Обрадованный тем, что увидел такую красавицу гвинейку, я вдруг расхохотался:

— А я ведь проиграл пари!

— Мы проиграли больше! — рявкнул отверженный любовник.

ДОРОГОВИЗНА

Перед моим отъездом из Польши молодая хорошенькая кассирша из Министерства культуры и искусства, вручая мне английские фунты, сказала требовательно:

— По возвращении на родину прошу принести мне отчет.

— ?! — Я изобразил на лице недоумение.

— Мы должны проверить, правильно ли вы расходовали валюту.

— Как… как это понимать: правильно ли? — растерялся я не на шутку.

— Мы должны проверить, не тратили ли вы больше одного фунта одиннадцати шиллингов в день, сокращая тем самым срок своего пребывания в стране.

— Понятно, — сказал я, попрощался и уехал.

По одному фунту одиннадцати шиллингов в день — это пропасть деньжищ, казалось в Польше: почти триста пятьдесят злотых, ого-го!
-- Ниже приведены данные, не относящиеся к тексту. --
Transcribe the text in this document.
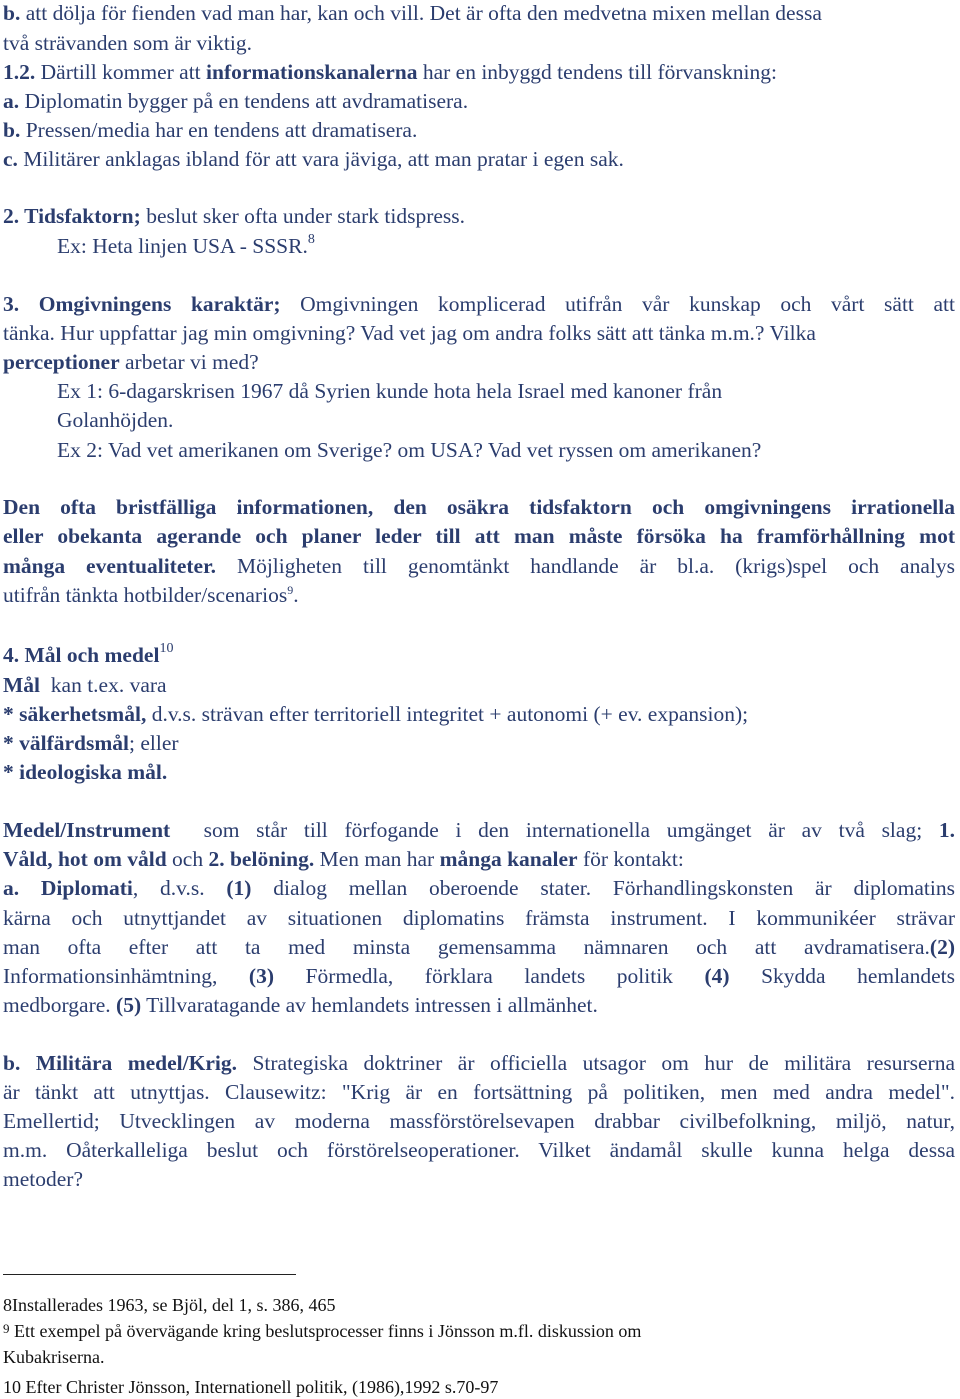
b. att dölja för fienden vad man har, kan och vill. Det är ofta den medvetna mixen mellan dessa
två strävanden som är viktig.
1.2. Därtill kommer att informationskanalerna har en inbyggd tendens till förvanskning:
a. Diplomatin bygger på en tendens att avdramatisera.
b. Pressen/media har en tendens att dramatisera.
c. Militärer anklagas ibland för att vara jäviga, att man pratar i egen sak.
2. Tidsfaktorn; beslut sker ofta under stark tidspress.
Ex: Heta linjen USA - SSSR.$^8$
3. Omgivningens karaktär; Omgivningen komplicerad utifrån vår kunskap och vårt sätt att
tänka. Hur uppfattar jag min omgivning? Vad vet jag om andra folks sätt att tänka m.m.? Vilka
perceptioner arbetar vi med?
Ex 1: 6-dagarskrisen 1967 då Syrien kunde hota hela Israel med kanoner från
Golanhöjden.
Ex 2: Vad vet amerikanen om Sverige? om USA? Vad vet ryssen om amerikanen?
Den ofta bristfälliga informationen, den osäkra tidsfaktorn och omgivningens irrationella
eller obekanta agerande och planer leder till att man måste försöka ha framförhållning mot
många eventualiteter. Möjligheten till genomtänkt handlande är bl.a. (krigs)spel och analys
utifrån tänkta hotbilder/scenarios$^9$.
4. Mål och medel$^{10}$
Mål  kan t.ex. vara
* säkerhetsmål, d.v.s. strävan efter territoriell integritet + autonomi (+ ev. expansion);
* välfärdsmål; eller
* ideologiska mål.
Medel/Instrument  som står till förfogande i den internationella umgänget är av två slag; 1.
Våld, hot om våld och 2. belöning. Men man har många kanaler för kontakt:
a. Diplomati, d.v.s. (1) dialog mellan oberoende stater. Förhandlingskonsten är diplomatins
kärna och utnyttjandet av situationen diplomatins främsta instrument. I kommunikéer strävar
man ofta efter att ta med minsta gemensamma nämnaren och att avdramatisera.(2)
Informationsinhämtning, (3) Förmedla, förklara landets politik (4) Skydda hemlandets
medborgare. (5) Tillvaratagande av hemlandets intressen i allmänhet.
b. Militära medel/Krig. Strategiska doktriner är officiella utsagor om hur de militära resurserna
är tänkt att utnyttjas. Clausewitz: "Krig är en fortsättning på politiken, men med andra medel".
Emellertid; Utvecklingen av moderna massförstörelsevapen drabbar civilbefolkning, miljö, natur,
m.m. Oåterkalleliga beslut och förstörelseoperationer. Vilket ändamål skulle kunna helga dessa
metoder?
8Installerades 1963, se Bjöl, del 1, s. 386, 465
$^9$ Ett exempel på övervägande kring beslutsprocesser finns i Jönsson m.fl. diskussion om
Kubakriserna.
10 Efter Christer Jönsson, Internationell politik, (1986),1992 s.70-97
В Конакри, как уже было сказано, меня поместили на первую ночь в «Отель де Франс». Задохнувшийся, весь в поту, я тотчас воспользовался теплым душем и, освеженный, почувствовал такое же блаженство, как принявший ванну литейщик Иван Козырев из стихотворения Маяковского. Затем я внимательно осмотрел номер. Мое внимание привлекла табличка на дверях: цена комнаты за ночь — две тысячи восемьсот африканских франков. Это превышало четыре английских фунта. Правда, у меня была валюта еще и из другого источника, но при таких бешеных ценах любой человеческий расчет летел к чертям! Я схватился за голову и со страхом подумал о молодой хорошенькой кассирше. Потом она снилась мне всю ночь, но как снилась, брр!

На следующее утро я завтракал на знаменитой круглой террасе, откуда открывался прекрасный вид на пальмы, воронов и острова Лос. Завтрак — два вареных яйца, хлеб, немного масла и чашка кофе, но цена солидная: шестьсот франков или один фунт. Ко всему этому — обязательные чаевые. Черт побери, великолепные-то пейзажи дороговаты!

В десять утра ко мне пришел министр информации Гвинеи, обаятельный Диоп Альсано, который, узнав о моих финансовых затруднениях в «Отель де Франс», обещал поместить меня сегодня же в правительственной гостинице даром. Гора свалилась у меня с плеч, и я готов был обнять его. Но ничего не вышло: Диоп Альсано, наверно, забыл об обещании. На последнем пределе сил и нервов, в час Филона, когда уже зашло солнце, а собаки уснули, достиг я, как избавления, третьеразрядного отеля «Парадиз», который, и правда, показался мне раем: номер стоил всего лишь восемьдесят франков или один фунт три с половиной шиллинга. Я вздохнул с облегчением.

Номер был ужасный, омерзительная дыра, стены грязно-кремовые, отвратительно заляпанные белыми пятнами гипса, — олицетворение неряшества и нищеты. Тем не менее в переводе на фунты он стоил дороже, чем изящный, чистенький номер с роскошной ванной, холодной и горячей водой и видом на Балтийское море в «Гранд отеле» Сопота. Сравнить их — небо и земля, точнее, небо и чистилище. Но, повторяю, я вздохнул с облегчением.

Не могу объяснить этой невероятной дороговизны. Перед второй мировой войной Франция и ее колонии принадлежали к числу стран, жизнь в которых была наименее дорога. Зато после войны цены здесь стали самыми высокими в мире. Произошли ли какие-то фатальные финансовые потрясения, или виной тому дорогостоящие послевоенные авантюры в колониях — довольно того, что Франция выпускала здесь товары непомерно дорогие по сравнению с продукцией других стран. Но еще дороже все стало в новой Гвинее, стране, которая вот уже больше года была начисто отрезана от прежних источников снабжения.

Цены здесь были сумасшедшие: постричься — девять шиллингов, постирать рубашку — четыре шиллинга (а рубашки надо было менять самое меньшее раз в день), средний обед и такой же ужин — по пятнадцати шиллингов. Шофер такси за один километр езды по городу сумел содрать с меня двадцать четыре шиллинга, и то после страшного торга: сначала хотел два фунта. Когда в Кундаре, отдаленной от Гвинеи на шестьсот километров, испортилась наша машина, с нас запросили двести долларов, чтобы довезти ее на самосвале в Конакри, и мне пришлось бы заплатить, если бы отзывчивые представители власти не уступили собственные средства передвижения.

Скромное существование и отель в Гвинее стоили три фунта в день, столько же составляли прочие затраты, а кроме того, случались чрезвычайные и необходимые расходы: например, перелет до Нзерекоре и обратно (тридцать пять фунтов) или из Гвинеи в Гану (сорок пять фунтов).